MOSCOW, April 17 (RIA Novosti) - Russia's Federal Security Service said Tuesday it has declassified over 2 million secret documents in the past 15 years.

"The declassification process is supervised by the FSB central expert committee, led by a deputy FSB head. It comprises representatives from all leading branches of the service," said Vasily Khristoforov, head of the FSB Archives Directorate.

Last year alone, the agency declassified about 300,000 documents kept in the Central Archives.

However, there are certain files that will never be declassified, the official said.

"These are primarily files containing information on FSB operatives and agents, on the forms and methods of operative work," he said, adding that such practices are common among foreign security services worldwide.

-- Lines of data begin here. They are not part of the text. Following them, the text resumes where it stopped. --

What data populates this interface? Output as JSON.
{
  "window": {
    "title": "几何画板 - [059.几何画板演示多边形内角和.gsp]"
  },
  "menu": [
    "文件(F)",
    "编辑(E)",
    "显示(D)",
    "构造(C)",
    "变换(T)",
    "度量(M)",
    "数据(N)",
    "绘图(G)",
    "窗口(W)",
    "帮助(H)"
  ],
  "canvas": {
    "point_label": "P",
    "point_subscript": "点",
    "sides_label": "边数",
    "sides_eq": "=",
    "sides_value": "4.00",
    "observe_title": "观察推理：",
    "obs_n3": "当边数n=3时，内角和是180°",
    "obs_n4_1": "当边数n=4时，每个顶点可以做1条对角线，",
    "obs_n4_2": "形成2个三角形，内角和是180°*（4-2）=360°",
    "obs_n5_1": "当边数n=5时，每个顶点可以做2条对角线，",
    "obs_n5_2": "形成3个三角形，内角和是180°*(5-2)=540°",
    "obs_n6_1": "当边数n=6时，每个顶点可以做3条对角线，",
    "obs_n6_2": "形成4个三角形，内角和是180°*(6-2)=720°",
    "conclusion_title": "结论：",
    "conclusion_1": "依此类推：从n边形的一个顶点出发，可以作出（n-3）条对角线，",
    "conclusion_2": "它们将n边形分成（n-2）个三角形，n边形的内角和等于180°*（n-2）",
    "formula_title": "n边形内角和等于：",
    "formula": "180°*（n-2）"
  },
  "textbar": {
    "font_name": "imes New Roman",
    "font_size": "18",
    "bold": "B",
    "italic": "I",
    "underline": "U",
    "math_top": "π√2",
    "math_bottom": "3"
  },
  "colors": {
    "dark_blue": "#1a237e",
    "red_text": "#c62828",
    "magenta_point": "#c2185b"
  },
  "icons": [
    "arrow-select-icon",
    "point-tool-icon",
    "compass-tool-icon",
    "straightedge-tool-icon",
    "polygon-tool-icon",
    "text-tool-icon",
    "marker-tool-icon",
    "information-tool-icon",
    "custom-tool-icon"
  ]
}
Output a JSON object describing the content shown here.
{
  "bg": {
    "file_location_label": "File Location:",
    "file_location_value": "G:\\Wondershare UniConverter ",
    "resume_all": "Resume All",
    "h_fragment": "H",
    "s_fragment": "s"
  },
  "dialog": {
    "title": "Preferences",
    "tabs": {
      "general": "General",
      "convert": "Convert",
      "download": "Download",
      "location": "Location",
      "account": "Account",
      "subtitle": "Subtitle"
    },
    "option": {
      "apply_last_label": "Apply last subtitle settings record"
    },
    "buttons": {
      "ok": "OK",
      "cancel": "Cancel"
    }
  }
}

The FSB official also said the rehabilitation of victims of political repression in Russia has not been completed, although the majority of cases filed at the Central Archives have been reviewed by prosecutors.

"The prosecutors have reviewed practically all cases [in the Central Archives] and either passed their own resolution or sent them to court for further consideration," Khristoforov said.

"There are some people who have not been rehabilitated for certain reasons," the FSB official said. "They or their relatives still have the right to send a new appeal to us to review their cases again," he said.

The Russian Prosecutor General's Office said in October 2006 it had completed inquiries into cases of political repression, and rehabilitated over 775,000 people.

"Since the introduction of the law On the Rehabilitation of Victims of Political Repression [enacted in January 1992], the Prosecutor General's Office has reviewed over 970,000 criminal cases involving over 1.2 million people who were accused of counter-revolutionary and extremely serious crimes," the Prosecutor General's Office said. "Over 775,000 people have been rehabilitated."

In 1991, Russian leaders renounced the Soviet Union as a totalitarian state, and moved to restore the rights, social status, military rank and awards of the victims of political purges. The government has also been paying compensation to the victims.

Tens of millions of Russian citizens, both ordinary people and Communist Party members, were sent to prison camps by Joseph Stalin for dissident views, or often for no particular reason at all.

The massive internal purges began in 1935 and lasted until Stalin's death in 1953. Many of the political prisoners were killed while others were sent to labor camps, forming a reservoir of forced labor that sustained the rapid industrialization of the Soviet Union.